Sein erstes Jahr als Präsident der Handwerkskammer Südwestfalen wird Jochen Renfordt ganz sicher nicht vergessen. Im November vergangenen Jahres übernahm der 55-jährige Letmather (Iserlohn) den Job von Willy Hesse. Ein Abendtermin jagte danach den nächsten. Eine Reise mit dem Westdeutschen Handwerkskammertag nach Israel.
„Jeder Deutsche sollte einmal Yad Vashem gesehen haben“, findet Renfordt. Daraus wird vorerst nichts. Coronakrise. Die für März geplante Meisterfeier – verschoben auf Ende September. Der erste Besuch der Internationalen Handwerksmesse in München als Präsident. Abgesagt. Abendtermine gibt es jetzt nicht mehr, aber „es ist deutlich unruhiger als gedacht“, sagt der Maler- und Lackierermeister.
Lob für die Regierung
Mit Hauptgeschäftsführer Meinolf Niemand stimmt er sich permanent ab, zwei Mal am Tag.

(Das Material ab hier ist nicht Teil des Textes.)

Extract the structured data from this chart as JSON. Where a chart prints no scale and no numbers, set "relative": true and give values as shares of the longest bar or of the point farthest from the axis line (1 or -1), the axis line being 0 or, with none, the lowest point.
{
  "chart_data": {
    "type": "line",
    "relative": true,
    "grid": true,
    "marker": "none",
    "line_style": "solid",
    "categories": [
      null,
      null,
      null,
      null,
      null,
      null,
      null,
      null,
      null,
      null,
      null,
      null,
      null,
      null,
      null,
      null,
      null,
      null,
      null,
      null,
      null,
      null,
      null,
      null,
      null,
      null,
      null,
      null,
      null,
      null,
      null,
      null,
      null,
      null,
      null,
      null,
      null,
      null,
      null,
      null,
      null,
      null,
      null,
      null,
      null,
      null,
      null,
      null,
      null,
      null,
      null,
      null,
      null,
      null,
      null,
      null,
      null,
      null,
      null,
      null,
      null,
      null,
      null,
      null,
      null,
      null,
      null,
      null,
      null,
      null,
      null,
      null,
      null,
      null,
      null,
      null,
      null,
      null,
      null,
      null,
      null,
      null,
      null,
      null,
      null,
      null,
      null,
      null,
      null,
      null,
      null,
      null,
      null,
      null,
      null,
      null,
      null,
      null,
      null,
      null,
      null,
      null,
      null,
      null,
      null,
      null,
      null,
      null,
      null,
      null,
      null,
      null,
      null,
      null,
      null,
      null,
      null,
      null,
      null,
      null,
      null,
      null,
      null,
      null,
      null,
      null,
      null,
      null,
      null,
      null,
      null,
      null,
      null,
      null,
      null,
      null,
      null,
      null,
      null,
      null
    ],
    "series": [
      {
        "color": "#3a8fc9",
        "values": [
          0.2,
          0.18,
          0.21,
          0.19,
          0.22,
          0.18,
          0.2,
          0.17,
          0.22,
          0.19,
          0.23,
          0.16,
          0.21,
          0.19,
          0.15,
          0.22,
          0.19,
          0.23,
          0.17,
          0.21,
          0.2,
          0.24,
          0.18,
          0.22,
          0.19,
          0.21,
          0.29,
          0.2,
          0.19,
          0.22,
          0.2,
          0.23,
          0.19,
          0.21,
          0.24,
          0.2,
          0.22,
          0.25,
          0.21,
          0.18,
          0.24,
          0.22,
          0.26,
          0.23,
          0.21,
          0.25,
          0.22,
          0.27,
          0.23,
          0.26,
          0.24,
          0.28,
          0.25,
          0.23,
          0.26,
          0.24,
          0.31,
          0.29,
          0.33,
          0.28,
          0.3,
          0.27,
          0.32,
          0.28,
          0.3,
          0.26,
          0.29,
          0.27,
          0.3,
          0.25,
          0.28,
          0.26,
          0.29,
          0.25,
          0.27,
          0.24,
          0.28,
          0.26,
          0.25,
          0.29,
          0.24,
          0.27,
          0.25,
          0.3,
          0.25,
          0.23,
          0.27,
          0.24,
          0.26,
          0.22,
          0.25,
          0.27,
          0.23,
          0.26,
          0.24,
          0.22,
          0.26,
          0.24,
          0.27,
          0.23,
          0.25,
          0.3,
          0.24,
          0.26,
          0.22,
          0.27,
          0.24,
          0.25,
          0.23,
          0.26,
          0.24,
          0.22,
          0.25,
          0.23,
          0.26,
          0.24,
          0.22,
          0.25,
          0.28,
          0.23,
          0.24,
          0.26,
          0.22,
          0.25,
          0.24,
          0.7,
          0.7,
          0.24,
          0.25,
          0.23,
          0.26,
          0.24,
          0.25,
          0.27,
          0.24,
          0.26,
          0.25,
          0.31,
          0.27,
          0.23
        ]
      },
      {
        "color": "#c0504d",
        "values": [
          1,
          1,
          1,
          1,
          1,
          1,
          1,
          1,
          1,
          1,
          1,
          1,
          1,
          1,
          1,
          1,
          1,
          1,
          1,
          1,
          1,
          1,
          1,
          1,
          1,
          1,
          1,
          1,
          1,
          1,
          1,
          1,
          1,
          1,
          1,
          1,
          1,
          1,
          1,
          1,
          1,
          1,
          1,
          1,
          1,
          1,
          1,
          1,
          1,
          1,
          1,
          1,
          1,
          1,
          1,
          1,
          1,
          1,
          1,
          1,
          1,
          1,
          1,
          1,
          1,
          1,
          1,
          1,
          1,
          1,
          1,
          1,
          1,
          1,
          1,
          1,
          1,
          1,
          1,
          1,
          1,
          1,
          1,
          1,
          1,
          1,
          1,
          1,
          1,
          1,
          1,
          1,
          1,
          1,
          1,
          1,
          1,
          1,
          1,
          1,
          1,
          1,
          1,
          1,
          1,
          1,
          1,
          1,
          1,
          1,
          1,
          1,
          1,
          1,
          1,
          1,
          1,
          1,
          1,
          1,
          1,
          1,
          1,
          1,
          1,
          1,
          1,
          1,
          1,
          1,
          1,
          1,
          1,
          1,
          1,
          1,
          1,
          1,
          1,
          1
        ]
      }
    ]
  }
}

Die Lage: „Im gesamten Handwerk eher schlecht. Und wer im Gesundheitswesen tätig ist wie Friseure und Kosmetiker etwa, für den sieht es ganz übel aus!“ In Gewerken wie seinem eigenen läuft es dagegen zurzeit noch recht ordentlich. Dachdecker, Installateure, Zimmerer und Malermeister haben weiter zu tun.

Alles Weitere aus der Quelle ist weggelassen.